Wallonia is following the example of France, where in 1981 a group of small booksellers successfully lobbied for what is now known as the Lang Law, a piece of legislation that stipulated that booksellers could not offer a discount of more than 5 percent below the price set by the publisher.

This was a huge boon for independent booksellers against the French equivalents of stores like The Warehouse, which sold a small number of aggressively discounted books.

Books are still relatively cheap in France. The Lang Law manages to preserve competition by placing the onus on publishers to price books affordably. Similar laws exist in much of Europe (though not the UK) and as a result, many of these countries have thriving independent bookshops.

The challenge to discount retailers didn’t stop there. In 2004, France’s bookstores took Amazon to court over its free shipping, which they argued was an illegal discount. The court sided with the booksellers and ordered Amazon to charge for shipping or face a €1000/NZ$1610 fine for each day the company didn’t comply with the ruling. Demonstrating the depth of its pockets (and the lengths to which it will go to achieve market dominance), Amazon chose the latter option.

Of course, the French aren’t liable to take such an insult to their legal system lying down and a law was soon passed that made it illegal for companies to offer free shipping with the sanction that any company found to be doing so would be banned from France completely. Amazon, unsurprisingly, chose to comply

Tell this to a British person and they will say that it is just another example of the weaponised uncompetitiveness that blights the French economy. As someone who has worked in France, I must attest that there is some truth to this, but things aren’t as bad as they outwardly appear. 

One of the strengths of the  French economy is its very high employment (excluding youth). Nobel Prize-winning economist Paul Krugman even pointed out that France’s unemployment rate during people’s prime working years (25-54) is lower than that of the United States — the French are doing something right when it comes to protecting jobs.
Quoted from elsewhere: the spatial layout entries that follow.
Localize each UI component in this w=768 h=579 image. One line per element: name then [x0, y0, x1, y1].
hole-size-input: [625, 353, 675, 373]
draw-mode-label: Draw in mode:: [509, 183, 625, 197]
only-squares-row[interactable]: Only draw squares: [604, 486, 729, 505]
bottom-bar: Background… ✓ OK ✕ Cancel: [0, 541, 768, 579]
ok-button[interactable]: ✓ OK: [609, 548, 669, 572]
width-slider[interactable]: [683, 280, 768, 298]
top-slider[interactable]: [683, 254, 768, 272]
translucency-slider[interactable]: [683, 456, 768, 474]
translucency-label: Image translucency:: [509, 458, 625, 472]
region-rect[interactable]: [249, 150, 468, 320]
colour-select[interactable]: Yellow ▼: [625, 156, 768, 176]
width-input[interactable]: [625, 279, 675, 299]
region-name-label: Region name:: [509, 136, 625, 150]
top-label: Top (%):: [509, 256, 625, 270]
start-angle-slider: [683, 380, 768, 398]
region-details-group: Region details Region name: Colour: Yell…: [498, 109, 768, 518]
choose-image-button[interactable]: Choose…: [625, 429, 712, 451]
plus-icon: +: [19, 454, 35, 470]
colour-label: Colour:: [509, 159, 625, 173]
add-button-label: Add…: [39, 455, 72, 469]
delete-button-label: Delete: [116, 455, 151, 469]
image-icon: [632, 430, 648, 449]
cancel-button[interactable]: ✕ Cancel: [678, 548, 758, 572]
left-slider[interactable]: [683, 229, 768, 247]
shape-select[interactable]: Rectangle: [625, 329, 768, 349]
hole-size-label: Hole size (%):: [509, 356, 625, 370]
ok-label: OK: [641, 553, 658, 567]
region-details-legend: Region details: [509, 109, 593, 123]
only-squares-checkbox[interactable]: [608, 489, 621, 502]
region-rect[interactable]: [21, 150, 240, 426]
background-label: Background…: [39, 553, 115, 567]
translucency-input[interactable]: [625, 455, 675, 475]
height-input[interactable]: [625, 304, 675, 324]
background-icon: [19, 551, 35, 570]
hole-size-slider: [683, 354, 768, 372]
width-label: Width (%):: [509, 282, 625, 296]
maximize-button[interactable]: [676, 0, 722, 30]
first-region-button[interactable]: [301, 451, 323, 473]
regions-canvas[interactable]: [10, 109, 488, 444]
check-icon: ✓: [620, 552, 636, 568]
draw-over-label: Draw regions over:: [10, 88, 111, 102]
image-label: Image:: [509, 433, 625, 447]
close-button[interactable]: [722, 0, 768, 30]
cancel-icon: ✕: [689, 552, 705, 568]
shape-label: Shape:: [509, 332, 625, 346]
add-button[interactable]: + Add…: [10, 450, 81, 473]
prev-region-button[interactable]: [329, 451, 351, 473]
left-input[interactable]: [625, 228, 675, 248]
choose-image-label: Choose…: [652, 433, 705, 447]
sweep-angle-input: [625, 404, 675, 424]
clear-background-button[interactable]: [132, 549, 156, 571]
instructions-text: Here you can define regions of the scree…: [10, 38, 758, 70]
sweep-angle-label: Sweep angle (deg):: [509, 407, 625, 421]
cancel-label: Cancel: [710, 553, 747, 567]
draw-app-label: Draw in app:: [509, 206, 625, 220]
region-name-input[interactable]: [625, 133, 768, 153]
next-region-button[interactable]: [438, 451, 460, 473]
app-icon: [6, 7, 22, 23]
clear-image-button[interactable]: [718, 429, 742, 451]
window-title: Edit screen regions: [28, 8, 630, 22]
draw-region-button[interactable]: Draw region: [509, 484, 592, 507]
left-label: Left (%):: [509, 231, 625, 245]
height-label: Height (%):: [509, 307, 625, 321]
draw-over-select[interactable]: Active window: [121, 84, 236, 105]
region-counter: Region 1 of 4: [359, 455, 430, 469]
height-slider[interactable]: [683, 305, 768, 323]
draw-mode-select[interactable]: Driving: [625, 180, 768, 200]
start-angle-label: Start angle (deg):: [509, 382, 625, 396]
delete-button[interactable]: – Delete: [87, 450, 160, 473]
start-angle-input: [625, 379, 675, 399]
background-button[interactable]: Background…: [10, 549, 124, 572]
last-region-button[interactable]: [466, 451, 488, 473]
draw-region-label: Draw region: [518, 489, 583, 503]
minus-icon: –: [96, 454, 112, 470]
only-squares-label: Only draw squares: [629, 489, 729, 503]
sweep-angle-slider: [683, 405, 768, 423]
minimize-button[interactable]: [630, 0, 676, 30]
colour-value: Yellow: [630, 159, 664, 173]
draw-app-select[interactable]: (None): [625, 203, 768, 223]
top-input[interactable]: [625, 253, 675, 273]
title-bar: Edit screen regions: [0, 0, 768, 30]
Forcing big retailers to play by rules that benefit everyone, not just one large company, is what our economy is built on. Regulation that levels the playing field for thousands of businesses to the small detriment of one large business shouldn’t necessarily be bad regulation, especially when, in Amazon’s case, much of its competitiveness comes from exploiting poorly-regulated areas of the economy, without itself bringing anything innovative to the table.

There’s a pernicious idea that regulating tech companies is a luddite activity, perpetuated by those fearful of the future. Regulating tech companies needn’t be about denying the future, but rather allowing people and governments to choose the future that seems brightest to them. I for one, would choose a future with jobs.